Luis Midence is one of three students from the MPH program who participated during the April 24 event. He portrayed 15-year-old Mandy Morris-Moore, who lived with her mother, father and grandmother. Mandy [Midence] managed to get to school every week and held down a part-time job at the SuperCenter. She and her family successfully navigated all the challenges, worked together and earned enough money to meet their monthly needs.
Midence works at AmeriCorps VISTA, a national service program that aims to alleviate poverty, so he already understands the impact of poverty and the bureaucracy surrounding it. His takeaway from the simulation experience was different than most other students.
“As a public health professional, it was really beneficial to learn about more resources that are available to help people,” he said. “It was also refreshing to learn different perspectives by working as part of a team.”

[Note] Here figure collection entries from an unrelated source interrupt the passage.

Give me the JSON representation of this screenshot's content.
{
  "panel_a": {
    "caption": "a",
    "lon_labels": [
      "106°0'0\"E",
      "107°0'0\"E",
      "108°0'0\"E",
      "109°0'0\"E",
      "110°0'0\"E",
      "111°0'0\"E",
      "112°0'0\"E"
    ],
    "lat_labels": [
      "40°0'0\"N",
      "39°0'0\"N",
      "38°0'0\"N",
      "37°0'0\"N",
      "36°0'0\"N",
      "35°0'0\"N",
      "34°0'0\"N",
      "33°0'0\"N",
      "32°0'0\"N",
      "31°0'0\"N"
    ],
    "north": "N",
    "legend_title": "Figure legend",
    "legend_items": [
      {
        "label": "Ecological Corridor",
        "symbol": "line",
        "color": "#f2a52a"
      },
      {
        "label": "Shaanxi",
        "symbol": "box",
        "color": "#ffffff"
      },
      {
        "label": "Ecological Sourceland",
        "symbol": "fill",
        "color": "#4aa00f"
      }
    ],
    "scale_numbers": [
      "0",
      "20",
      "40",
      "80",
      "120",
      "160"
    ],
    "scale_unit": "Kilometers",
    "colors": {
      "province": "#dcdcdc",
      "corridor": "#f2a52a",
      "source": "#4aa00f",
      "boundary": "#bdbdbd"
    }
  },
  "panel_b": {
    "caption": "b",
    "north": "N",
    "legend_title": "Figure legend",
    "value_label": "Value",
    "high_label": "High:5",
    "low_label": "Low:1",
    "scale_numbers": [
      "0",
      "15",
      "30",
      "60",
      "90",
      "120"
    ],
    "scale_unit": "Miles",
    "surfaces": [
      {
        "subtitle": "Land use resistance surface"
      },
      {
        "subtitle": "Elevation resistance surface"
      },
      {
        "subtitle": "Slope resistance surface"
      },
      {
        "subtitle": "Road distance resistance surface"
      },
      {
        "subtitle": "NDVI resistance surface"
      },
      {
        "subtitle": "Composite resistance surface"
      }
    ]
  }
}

Despite their ability to work as a team, the Fuentes family didn’t have positive results. Inability to find work, scarce transportation passes, difficulty getting much money despite pawning several items, and a “luck of the draw” card that resulted in flood damage to their home left the Fuentes family without food for two weeks.
“You take so many things you have for granted,” said Milton Harding, a master’s student in the family nurse practitioner program, who portrayed Franco Fuentes. Although originally from Guyana, Harding has lived in Johnson City, N.Y., most of his life.
“Living in middle class, you don’t really understand how much those around you are struggling. It’s a reality check for sure,” he said.
Harding works as an ICU nurse at a local hospital and intends to remain in the area once he becomes a nurse practitioner. Since he wants to practice in an underserved area, he felt the simulation was especially helpful and eye opening.
“I didn’t think this would impact me this much, but it has totally changed my perspective,” he said.